The Graham-Curtis bill is aimed at creating a single-payer health care system.
The senators are pushing a plan that would make Medicaid the only federal insurance program available to all Americans.
“I don’t think we have to do this on a partisan basis,” Graham said of the plan.
“We have to fix it, because it’s failing us.”
Sen. Ted Cruz Rafael (Ted) Edward CruzHow Flake came to secure Kavanaugh delay House Judiciary says Google CEO will testify later this year Second O’Rourke, Cruz debate postponed amid Kavanaugh nomination MORE (Tex.), another conservative senator, said Republicans need to “fix it” if they want to replace the ACA with something that is bipartisan and that works for all Americans.
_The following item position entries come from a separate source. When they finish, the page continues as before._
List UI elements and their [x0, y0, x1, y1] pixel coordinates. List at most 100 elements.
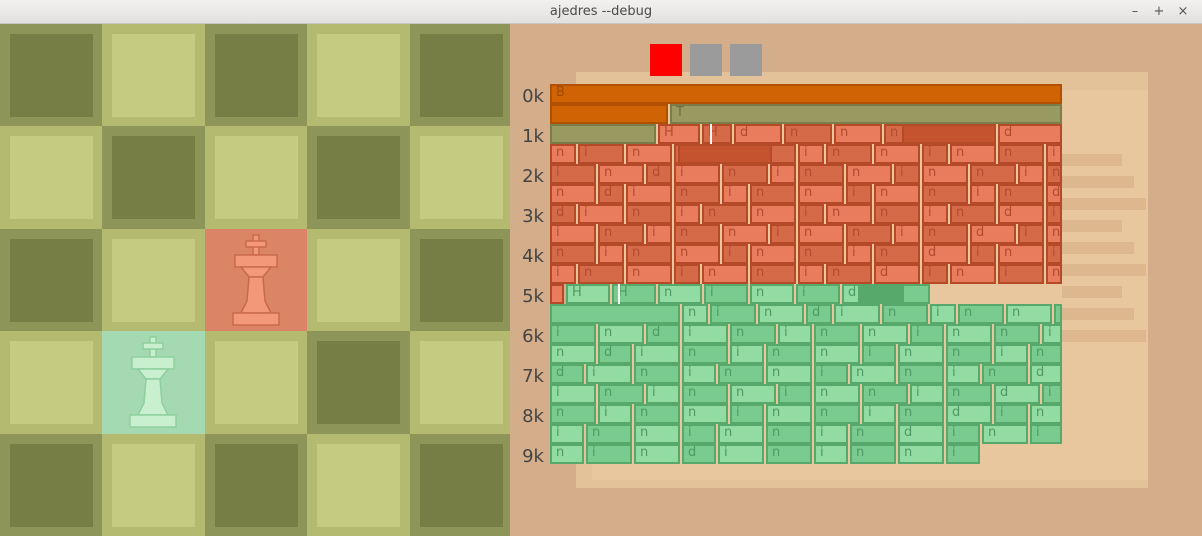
debug-block: n	[750, 204, 796, 224]
debug-block: i	[550, 164, 596, 184]
debug-block: i	[1046, 204, 1062, 224]
board-square-r1-c2[interactable]	[204, 126, 308, 230]
debug-block: d	[946, 404, 992, 424]
board-square-r3-c4[interactable]	[409, 331, 510, 435]
debug-block: i	[994, 404, 1028, 424]
y-label-2k: 2k	[522, 166, 544, 187]
debug-block: n	[922, 184, 968, 204]
debug-block: i	[862, 344, 896, 364]
board-square-r2-c3[interactable]	[307, 228, 411, 332]
board-square-r1-c0[interactable]	[0, 126, 103, 230]
debug-block: n	[826, 204, 872, 224]
debug-block: i	[722, 184, 748, 204]
debug-block: i	[598, 404, 632, 424]
debug-block: n	[982, 364, 1028, 384]
debug-block: n	[626, 264, 672, 284]
debug-block: d	[598, 344, 632, 364]
close-button[interactable]: ×	[1174, 3, 1192, 21]
debug-block: n	[766, 344, 812, 364]
green-king-icon[interactable]	[122, 335, 184, 431]
debug-block: i	[586, 364, 632, 384]
debug-block: i	[730, 404, 764, 424]
board-square-r2-c4[interactable]	[409, 228, 510, 332]
debug-block: i	[1030, 424, 1062, 444]
debug-block: i	[718, 444, 764, 464]
debug-block: i	[550, 264, 576, 284]
board-square-r4-c4[interactable]	[409, 433, 510, 536]
debug-block: n	[994, 324, 1040, 344]
board-square-r2-c1[interactable]	[102, 228, 206, 332]
debug-block: n	[882, 304, 928, 324]
debug-block: n	[946, 344, 992, 364]
debug-block: n	[722, 164, 768, 184]
board-square-r0-c2[interactable]	[204, 24, 308, 127]
y-label-0k: 0k	[522, 86, 544, 107]
debug-block: d	[998, 204, 1044, 224]
debug-block: d	[646, 164, 672, 184]
board-square-r2-c0[interactable]	[0, 228, 103, 332]
board-square-r1-c3[interactable]	[307, 126, 411, 230]
debug-block: n	[982, 424, 1028, 444]
chess-board[interactable]	[0, 24, 510, 536]
board-square-r0-c3[interactable]	[307, 24, 411, 127]
debug-block: n	[702, 204, 748, 224]
debug-block: n	[970, 164, 1016, 184]
window-title: ajedres --debug	[549, 4, 653, 19]
debug-block: n	[874, 144, 920, 164]
board-square-r0-c0[interactable]	[0, 24, 103, 127]
debug-block: d	[922, 244, 968, 264]
debug-block: n	[750, 244, 796, 264]
board-square-r4-c0[interactable]	[0, 433, 103, 536]
debug-block: i	[1054, 304, 1062, 324]
debug-block: n	[898, 344, 944, 364]
debug-block: i	[770, 164, 796, 184]
board-square-r3-c2[interactable]	[204, 331, 308, 435]
debug-block: i	[862, 404, 896, 424]
debug-block: i	[1046, 144, 1062, 164]
debug-block: n	[958, 304, 1004, 324]
debug-block: i	[626, 184, 672, 204]
debug-ghost	[1062, 220, 1122, 232]
debug-block: d	[550, 204, 576, 224]
red-king-icon[interactable]	[225, 233, 287, 329]
debug-block: i	[704, 284, 748, 304]
minimize-button[interactable]: –	[1126, 3, 1144, 21]
board-square-r0-c1[interactable]	[102, 24, 206, 127]
maximize-button[interactable]: +	[1150, 3, 1168, 21]
debug-block: i	[1042, 324, 1062, 344]
debug-block: n	[674, 244, 720, 264]
board-square-r4-c2[interactable]	[204, 433, 308, 536]
board-square-r3-c3[interactable]	[307, 331, 411, 435]
debug-block: n	[1030, 404, 1062, 424]
debug-block: n	[598, 324, 644, 344]
debug-block: n	[1046, 264, 1062, 284]
debug-block: n	[766, 404, 812, 424]
debug-block: d	[806, 304, 832, 324]
board-square-r0-c4[interactable]	[409, 24, 510, 127]
board-square-r4-c3[interactable]	[307, 433, 411, 536]
debug-block: H	[702, 124, 732, 144]
debug-block: n	[946, 324, 992, 344]
board-square-r3-c0[interactable]	[0, 331, 103, 435]
debug-block: n	[626, 244, 672, 264]
debug-block	[902, 124, 996, 144]
debug-block: n	[750, 264, 796, 284]
y-label-8k: 8k	[522, 406, 544, 427]
board-square-r1-c4[interactable]	[409, 126, 510, 230]
debug-block: n	[550, 244, 596, 264]
debug-block: n	[626, 144, 672, 164]
debug-block: d	[998, 124, 1062, 144]
debug-block: n	[598, 384, 644, 404]
debug-block: d	[682, 444, 716, 464]
debug-block: B	[550, 84, 1062, 104]
debug-block: n	[814, 344, 860, 364]
debug-block: i	[778, 384, 812, 404]
debug-block: i	[586, 444, 632, 464]
debug-block: i	[922, 204, 948, 224]
debug-block: n	[1046, 224, 1062, 244]
debug-block: i	[1018, 224, 1044, 244]
board-square-r1-c1[interactable]	[102, 126, 206, 230]
board-square-r4-c1[interactable]	[102, 433, 206, 536]
debug-block: n	[730, 324, 776, 344]
debug-block: i	[1046, 244, 1062, 264]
“What we need to do is fix it on a bipartisan basis,” Cruz said, according to the Hill.
“You’ve got to be able to work together to fix this.
And we need a plan.”
Senators are expected to unveil a revised bill Monday that is more moderate in its proposals than the Graham and Cassidy legislation.
The latest proposal is a narrower version of the Graham legislation that would give states a financial incentive to expand Medicaid under the ACA.
States that expand Medicaid would be able apply for up to $100 billion in tax credits to help them cover costs.
The senators said the revised plan will offer states a more flexible system that would allow them to “work within the ACA” and would be more in line with what Republicans want in a replacement plan.
Graham-Cassady, which is now known as the Cassidy-Graham plan, would require all states to offer coverage to everyone at least until 2026.
Graham-Cruz, which was released Monday, would give all states up to four years to comply with the ACA and replace the individual mandate with a tax credit.